A possibilidade que o legislador conferiu ao Tribunal da Relação de alterar a matéria de facto não é absoluta pois tal só é admissível quando os meios de prova revisitados não deixem outra alternativa, ou seja, em situações que, manifestamente, apontam em sentido contrário ao decidido pelo tribunal a quo.
À luz destas considerações e princípios, cumpre reanalisar a decisão proferida sobre os pontos que contêm os factos em causa (n.ºs 2, 15, 16 e 17):
2) …O qual lhe propôs a aplicação de € 100.000,00 num produto financeiro do próprio E…, equivalente a um depósito a prazo a 10 anos, mas com total liquidez, com boa rentabilidade, pagamento semestral dos juros remuneratórios e com total garantia de reembolso do capital investido pelo E…, S. A.
15) Os Autores subscreveram as Obrigações Subordinadas F… convencidos de que tinham aderido a um produto equivalente a um depósito a prazo, com as características referidas em 2).
16) Os Autores não teriam subscrito as Obrigações Subordinadas F… se soubessem que não teriam liquidez antes de decorridos 10 anos a contar da sua emissão ou se soubessem que o reembolso do capital não estava assegurado pelo E….
17) Aquando da subscrição das Obrigações Subordinadas F…, não foi fornecida ao Autor qualquer documentação que refletisse a formalização da operação, a natureza do produto e as condições da subscrição.
A matéria de facto que iremos apreciar contende, essencialmente, com a informação que o funcionário do Réu transmitiu ao Autor quando lhe propôs aplicar o capital num determinado produto financeiro.
Após se ter procedido à audição das pessoas directamente envolvidas na operação de investimento aqui em discussão, a testemunha G… e o Autor, conclui-se que a decisão proferida pelo tribunal a quo não podia ter sido a pretendida pelo Recorrente.
Com efeito, a testemunha G…, funcionário do Banco Réu, com responsabilidade nesta matéria e que depôs, apesar das suas naturais limitações funcionais, com clareza e serenidade, revelou o que era indispensável apurar sobre a quantidade e qualidade da informação por si comunicada ao Autor, antes e durante a operação de subscrição das obrigações.
Afirmou que teve a iniciativa de contactar o Autor, pessoa que qualificou como um cliente não profissional e prudente, propondo-lhe a aplicação do seu dinheiro num produto (obrigações) que oferecia, na altura, total liquidez, num prazo de 10 anos, com a possibilidade de levantamento quando desejasse (apenas teria de pagar os juros que se venciam semestralmente) e uma boa taxa de juros.
Sabia que este cliente não tinha conhecimentos especializados do mercado financeiro e esse dinheiro seria necessário, a breve prazo, para despender numa casa.

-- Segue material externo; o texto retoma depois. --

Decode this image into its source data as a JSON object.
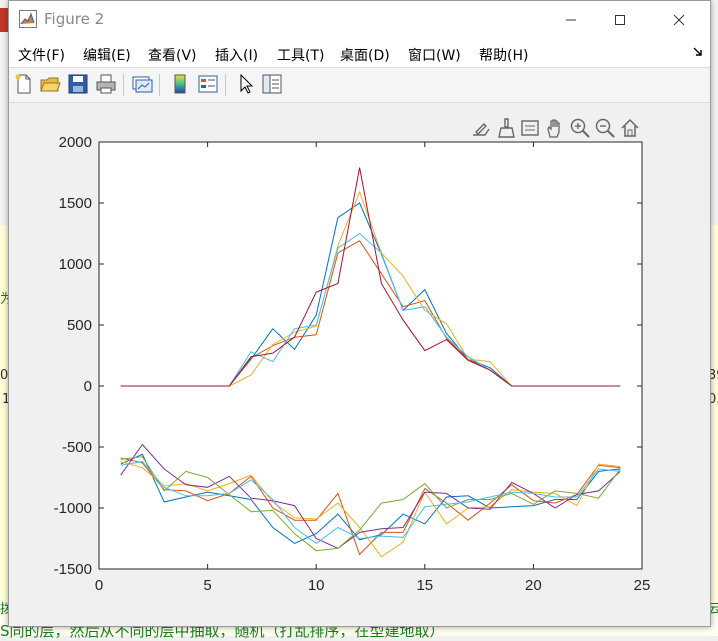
{
  "window": {
    "title": "Figure 2",
    "controls": {
      "minimize": "—",
      "maximize": "☐",
      "close": "✕"
    }
  },
  "menu": {
    "items": [
      "文件(F)",
      "编辑(E)",
      "查看(V)",
      "插入(I)",
      "工具(T)",
      "桌面(D)",
      "窗口(W)",
      "帮助(H)"
    ]
  },
  "toolbar": {
    "buttons": [
      "new-figure-icon",
      "open-file-icon",
      "save-icon",
      "print-icon",
      "link-plot-icon",
      "colorbar-icon",
      "legend-icon",
      "edit-plot-arrow-icon",
      "property-inspector-icon"
    ]
  },
  "axes_toolbar": {
    "buttons": [
      "export-icon",
      "brush-icon",
      "data-tips-icon",
      "pan-icon",
      "zoom-in-icon",
      "zoom-out-icon",
      "home-icon"
    ]
  },
  "background": {
    "bottom_text": "S同的层，然后从不同的层中抽取，随机（打乱排序，在型建地取）",
    "edge_left_texts": [
      "为",
      "0€",
      "1"
    ],
    "edge_right_texts": [
      "39",
      "0."
    ],
    "bottom_left_char": "拨",
    "bottom_right_char": "云"
  },
  "colors": {
    "blue": "#0072bd",
    "orange": "#d95319",
    "yellow": "#edb120",
    "purple": "#7e2f8e",
    "green": "#77ac30",
    "lightblue": "#4dbeee",
    "red": "#a2142f"
  },
  "chart_data": {
    "type": "line",
    "title": "",
    "xlabel": "",
    "ylabel": "",
    "xlim": [
      0,
      25
    ],
    "ylim": [
      -1500,
      2000
    ],
    "xticks": [
      0,
      5,
      10,
      15,
      20,
      25
    ],
    "yticks": [
      -1500,
      -1000,
      -500,
      0,
      500,
      1000,
      1500,
      2000
    ],
    "grid": false,
    "upper_series": [
      {
        "color": "#0072bd",
        "x": [
          1,
          2,
          3,
          4,
          5,
          6,
          7,
          8,
          9,
          10,
          11,
          12,
          13,
          14,
          15,
          16,
          17,
          18,
          19,
          20,
          21,
          22,
          23,
          24
        ],
        "values": [
          0,
          0,
          0,
          0,
          0,
          0,
          220,
          470,
          300,
          580,
          1380,
          1500,
          1080,
          620,
          790,
          430,
          220,
          150,
          0,
          0,
          0,
          0,
          0,
          0
        ]
      },
      {
        "color": "#d95319",
        "x": [
          1,
          2,
          3,
          4,
          5,
          6,
          7,
          8,
          9,
          10,
          11,
          12,
          13,
          14,
          15,
          16,
          17,
          18,
          19,
          20,
          21,
          22,
          23,
          24
        ],
        "values": [
          0,
          0,
          0,
          0,
          0,
          0,
          230,
          330,
          400,
          420,
          1090,
          1190,
          920,
          650,
          700,
          390,
          220,
          130,
          0,
          0,
          0,
          0,
          0,
          0
        ]
      },
      {
        "color": "#edb120",
        "x": [
          1,
          2,
          3,
          4,
          5,
          6,
          7,
          8,
          9,
          10,
          11,
          12,
          13,
          14,
          15,
          16,
          17,
          18,
          19,
          20,
          21,
          22,
          23,
          24
        ],
        "values": [
          0,
          0,
          0,
          0,
          0,
          0,
          90,
          340,
          440,
          490,
          1150,
          1590,
          1090,
          900,
          620,
          510,
          220,
          200,
          0,
          0,
          0,
          0,
          0,
          0
        ]
      },
      {
        "color": "#4dbeee",
        "x": [
          1,
          2,
          3,
          4,
          5,
          6,
          7,
          8,
          9,
          10,
          11,
          12,
          13,
          14,
          15,
          16,
          17,
          18,
          19,
          20,
          21,
          22,
          23,
          24
        ],
        "values": [
          0,
          0,
          0,
          0,
          0,
          0,
          280,
          200,
          470,
          500,
          1130,
          1250,
          1090,
          620,
          650,
          400,
          240,
          130,
          0,
          0,
          0,
          0,
          0,
          0
        ]
      },
      {
        "color": "#a2142f",
        "x": [
          1,
          2,
          3,
          4,
          5,
          6,
          7,
          8,
          9,
          10,
          11,
          12,
          13,
          14,
          15,
          16,
          17,
          18,
          19,
          20,
          21,
          22,
          23,
          24
        ],
        "values": [
          0,
          0,
          0,
          0,
          0,
          0,
          240,
          270,
          400,
          770,
          840,
          1790,
          840,
          540,
          290,
          380,
          210,
          130,
          0,
          0,
          0,
          0,
          0,
          0
        ]
      }
    ],
    "lower_series": [
      {
        "color": "#0072bd",
        "x": [
          1,
          2,
          3,
          4,
          5,
          6,
          7,
          8,
          9,
          10,
          11,
          12,
          13,
          14,
          15,
          16,
          17,
          18,
          19,
          20,
          21,
          22,
          23,
          24
        ],
        "values": [
          -640,
          -560,
          -950,
          -910,
          -870,
          -900,
          -930,
          -1160,
          -1290,
          -1210,
          -1050,
          -1260,
          -1220,
          -1050,
          -1130,
          -910,
          -900,
          -1000,
          -990,
          -980,
          -930,
          -930,
          -700,
          -680
        ]
      },
      {
        "color": "#d95319",
        "x": [
          1,
          2,
          3,
          4,
          5,
          6,
          7,
          8,
          9,
          10,
          11,
          12,
          13,
          14,
          15,
          16,
          17,
          18,
          19,
          20,
          21,
          22,
          23,
          24
        ],
        "values": [
          -590,
          -630,
          -850,
          -860,
          -940,
          -880,
          -740,
          -1000,
          -1100,
          -1100,
          -880,
          -1380,
          -1200,
          -1200,
          -840,
          -960,
          -1100,
          -960,
          -810,
          -940,
          -960,
          -890,
          -650,
          -670
        ]
      },
      {
        "color": "#edb120",
        "x": [
          1,
          2,
          3,
          4,
          5,
          6,
          7,
          8,
          9,
          10,
          11,
          12,
          13,
          14,
          15,
          16,
          17,
          18,
          19,
          20,
          21,
          22,
          23,
          24
        ],
        "values": [
          -620,
          -670,
          -820,
          -800,
          -860,
          -800,
          -730,
          -950,
          -1080,
          -1090,
          -960,
          -1160,
          -1400,
          -1280,
          -870,
          -1130,
          -1000,
          -990,
          -850,
          -870,
          -880,
          -980,
          -640,
          -660
        ]
      },
      {
        "color": "#7e2f8e",
        "x": [
          1,
          2,
          3,
          4,
          5,
          6,
          7,
          8,
          9,
          10,
          11,
          12,
          13,
          14,
          15,
          16,
          17,
          18,
          19,
          20,
          21,
          22,
          23,
          24
        ],
        "values": [
          -730,
          -480,
          -680,
          -810,
          -830,
          -740,
          -920,
          -940,
          -980,
          -1250,
          -1330,
          -1200,
          -1170,
          -1160,
          -870,
          -880,
          -1000,
          -1010,
          -790,
          -880,
          -1000,
          -890,
          -860,
          -700
        ]
      },
      {
        "color": "#77ac30",
        "x": [
          1,
          2,
          3,
          4,
          5,
          6,
          7,
          8,
          9,
          10,
          11,
          12,
          13,
          14,
          15,
          16,
          17,
          18,
          19,
          20,
          21,
          22,
          23,
          24
        ],
        "values": [
          -600,
          -580,
          -860,
          -700,
          -750,
          -890,
          -1030,
          -1020,
          -1210,
          -1350,
          -1330,
          -1180,
          -960,
          -930,
          -800,
          -1000,
          -930,
          -930,
          -880,
          -970,
          -860,
          -880,
          -920,
          -680
        ]
      },
      {
        "color": "#4dbeee",
        "x": [
          1,
          2,
          3,
          4,
          5,
          6,
          7,
          8,
          9,
          10,
          11,
          12,
          13,
          14,
          15,
          16,
          17,
          18,
          19,
          20,
          21,
          22,
          23,
          24
        ],
        "values": [
          -650,
          -620,
          -830,
          -900,
          -900,
          -880,
          -770,
          -930,
          -1160,
          -1290,
          -1160,
          -1250,
          -1230,
          -1240,
          -990,
          -970,
          -950,
          -910,
          -870,
          -880,
          -910,
          -910,
          -680,
          -700
        ]
      }
    ]
  }
}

Por esse motivo, garantiu ao Autor que, se precisasse desse dinheiro para esse efeito, era-lhe devolvido sem qualquer problema, por se tratar de um produto com a mesma segurança de um depósito a prazo, por ser da empresa mãe.
Não explicou minimamente ao Autor o risco associado à subscrição de obrigações, ou seja, a diferença existente entre a constituição de um depósito a prazo e aquela operação de investimento.
O Autor, convicto que estava a aplicar o seu dinheiro num produto com características de segurança iguais às que oferecem os depósitos a prazo, naturalmente confiou no Banco até porque a referida testemunha tinha perfeito conhecimento que podia ter necessidade de levantar esse dinheiro, a qualquer momento, por causa da casa (obras) que tinha na aldeia.
Sempre aplicou o dinheiro de poupanças e herança em depósitos a prazo, e se alguma vez o aplicou em produtos de risco, não foi devidamente informado pelo Banco.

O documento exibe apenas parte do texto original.